The incident I have been most shocked by is the bullying by some officers on other crew. I had sailed with a certain Asian 2nd Officer previously and sailed again with him onboard a vessel last winter. The Chief Officer was European and certainly had a chip on his shoulder against what seemed like the whole world. What the world had done against him I’ll never know, but maybe it was just being deep sea for so long. The Asians do 9 month contracts compared to the 3 months by the Europeans – a long time by all standards. The Chief Officer verbally abused the 2nd Officer both privately and publicly – usually over VHF whilst the 2nd Officer was working hard. All the crew would cringe and wince as the foul mouthed insults would fly towards the poor 2nd Mate who knew that he could not talk back or his job would be in jeopardy. This continued for 2 months until one day the Chief told him that he thought that he was s**t, had bought his license and was a waste of oxygen. Combined with that he told him that his English was crap (it wasn’t because I spoke to him all the time). The Chief smiled as the 2nd mate quit his job and signed off the ship in tears. I was ashamed that day.
The Master was fully aware of the bullying that was occurring on the vessel but chose to turn a blind eye because he “didn’t want to interfere with the Chief Officer” (who was feared even by the Captain). The Captain was a very laid back man who was quiet with all the crew and barely uttered a word to anyone.
The reporter took steps to inform the company, but decided to leave the organisation. This is an extreme example of bullying with a potentially devastating impact upon the teamwork required for safe operations.
Bullying and harassment issues are not restricted to European/Asian cultures or exclusive to multi-culture crew complements and are often less overt than the example given above. European guidance on the subject (www.etf-europe.org) states:
“All workers have the right to work without suffering harassment and bullying in their workplaces. Unfortunately, there are many workers who do not enjoy this basic freedom. It is the responsibility of all employers to ensure that all forms of harassment and bullying of workers are eliminated from their workplaces. It is also the responsibility of trade unions and workers to make sure that harassment and bullying do not take place.”
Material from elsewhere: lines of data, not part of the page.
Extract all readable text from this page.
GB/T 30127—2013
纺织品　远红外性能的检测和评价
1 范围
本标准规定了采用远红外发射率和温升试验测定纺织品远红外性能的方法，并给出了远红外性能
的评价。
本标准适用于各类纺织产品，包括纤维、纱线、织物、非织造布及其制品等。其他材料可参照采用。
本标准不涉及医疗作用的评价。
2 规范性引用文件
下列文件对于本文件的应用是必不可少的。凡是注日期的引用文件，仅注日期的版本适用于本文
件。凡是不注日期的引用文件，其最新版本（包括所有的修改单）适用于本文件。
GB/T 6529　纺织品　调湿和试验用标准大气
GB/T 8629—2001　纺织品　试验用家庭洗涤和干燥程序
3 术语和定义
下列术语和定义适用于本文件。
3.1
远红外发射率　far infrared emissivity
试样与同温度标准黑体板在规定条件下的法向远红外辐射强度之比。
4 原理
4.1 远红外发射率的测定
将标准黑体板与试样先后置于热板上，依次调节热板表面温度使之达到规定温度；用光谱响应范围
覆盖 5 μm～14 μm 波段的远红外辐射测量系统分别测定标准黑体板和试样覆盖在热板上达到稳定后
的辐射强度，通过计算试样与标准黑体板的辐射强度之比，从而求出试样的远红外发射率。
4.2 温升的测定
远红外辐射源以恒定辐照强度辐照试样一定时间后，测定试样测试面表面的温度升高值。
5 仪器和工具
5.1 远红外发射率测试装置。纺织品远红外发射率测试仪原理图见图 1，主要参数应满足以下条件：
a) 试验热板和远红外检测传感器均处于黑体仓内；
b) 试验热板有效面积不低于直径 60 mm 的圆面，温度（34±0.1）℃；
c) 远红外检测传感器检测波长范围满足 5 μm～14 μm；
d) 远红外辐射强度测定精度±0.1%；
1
“Although, in a minority of cases, those committing acts of harassment and bullying do so intentionally, in many cases there are actions which could be classed as harassment and/or bullying that are carried out unwittingly and result from outdated management styles as opposed to any deliberate malign intention. Hence, the adoption and encouragement of management styles that do not involve aggressive and intimidating behaviours would also make an important contribution to the eradication of workplace harassment and bullying.”
The document quotes evidence provided by NUMAST suggesting these issues are underreported and Confidential reporting programmes such as CHIRP are intended to help address the incident/reporting gap by providing the industry with better information about safety related human factors incidents and a means for concerns to be raised confidentially.